Background: The efficiency of stepped care systems partly relies on systematic monitoring of patient outcomes and timely decisions to “step up” patients without any clear therapeutic gains to the next level of treatment. Qualitative evidence has suggested that this does not occur consistently, nor always congruently with clinical guidelines. Aims: To investigate factors that influence psychological therapists’ decisions to prolong or to conclude treatment in cases with little evidence of therapeutic gains. Method: Eighty-two clinicians in stepped care services completed questionnaires about the likelihood of “holding” non-improving patients in treatment, and factors associated with referrals and holding (FARAH-Q). The factor structure, internal consistency and test-retest reliability of the measures was examined prior to assessing correlations between FARAH-Q items and likelihood of holding.

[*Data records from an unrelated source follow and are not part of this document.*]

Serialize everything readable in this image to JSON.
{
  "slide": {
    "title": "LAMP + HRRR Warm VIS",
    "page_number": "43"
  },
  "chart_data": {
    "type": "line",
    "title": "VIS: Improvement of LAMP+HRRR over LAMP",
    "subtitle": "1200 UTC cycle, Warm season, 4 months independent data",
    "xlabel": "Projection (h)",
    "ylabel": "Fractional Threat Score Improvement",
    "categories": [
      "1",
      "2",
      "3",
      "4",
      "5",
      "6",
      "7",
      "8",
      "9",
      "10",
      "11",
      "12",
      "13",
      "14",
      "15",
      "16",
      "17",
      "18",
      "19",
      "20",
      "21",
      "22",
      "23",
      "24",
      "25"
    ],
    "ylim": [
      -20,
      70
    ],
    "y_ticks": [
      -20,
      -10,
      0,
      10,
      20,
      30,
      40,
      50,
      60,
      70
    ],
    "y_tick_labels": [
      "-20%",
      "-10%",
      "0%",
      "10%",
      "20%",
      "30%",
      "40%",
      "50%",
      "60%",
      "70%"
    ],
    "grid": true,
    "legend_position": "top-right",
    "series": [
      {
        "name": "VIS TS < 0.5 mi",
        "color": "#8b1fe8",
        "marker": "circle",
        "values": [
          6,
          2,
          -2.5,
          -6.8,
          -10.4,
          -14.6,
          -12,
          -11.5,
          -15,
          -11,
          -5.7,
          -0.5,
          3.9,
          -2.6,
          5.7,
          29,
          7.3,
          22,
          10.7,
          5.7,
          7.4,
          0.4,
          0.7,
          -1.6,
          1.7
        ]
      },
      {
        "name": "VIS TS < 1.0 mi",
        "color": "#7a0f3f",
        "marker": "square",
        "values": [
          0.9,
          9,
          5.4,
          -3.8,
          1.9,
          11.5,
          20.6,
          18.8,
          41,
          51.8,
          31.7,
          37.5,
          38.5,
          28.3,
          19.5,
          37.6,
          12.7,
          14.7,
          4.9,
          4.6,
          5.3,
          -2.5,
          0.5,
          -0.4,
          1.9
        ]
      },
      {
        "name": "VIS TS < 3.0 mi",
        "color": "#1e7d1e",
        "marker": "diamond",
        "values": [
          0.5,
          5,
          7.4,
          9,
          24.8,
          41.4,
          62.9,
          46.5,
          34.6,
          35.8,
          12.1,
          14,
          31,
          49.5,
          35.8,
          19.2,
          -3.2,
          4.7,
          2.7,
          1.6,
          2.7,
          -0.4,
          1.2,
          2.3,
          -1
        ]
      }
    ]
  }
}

Results: A 4-factor solution indicated that clinicians’ decision making is influenced by a complex interplay between beliefs, attitudes, subjective norms and self-efficacy. Correlational analysis indicated that holding is more likely to happen if there are perceived barriers to refer the patient for further treatment, if the therapist likes the patient and has a good therapeutic alliance, and if the therapist feels confident that s/he has the ability to achieve a positive outcome by prolonging treatment. Conclusions: Decisions to prolong or conclude treatment are not only influenced by evidence and guidelines, but also subjective beliefs, norms and attitudes. Understanding this decision making process is relevant to clinicians and supervisors interested in enhancing the efficiency of stepped care.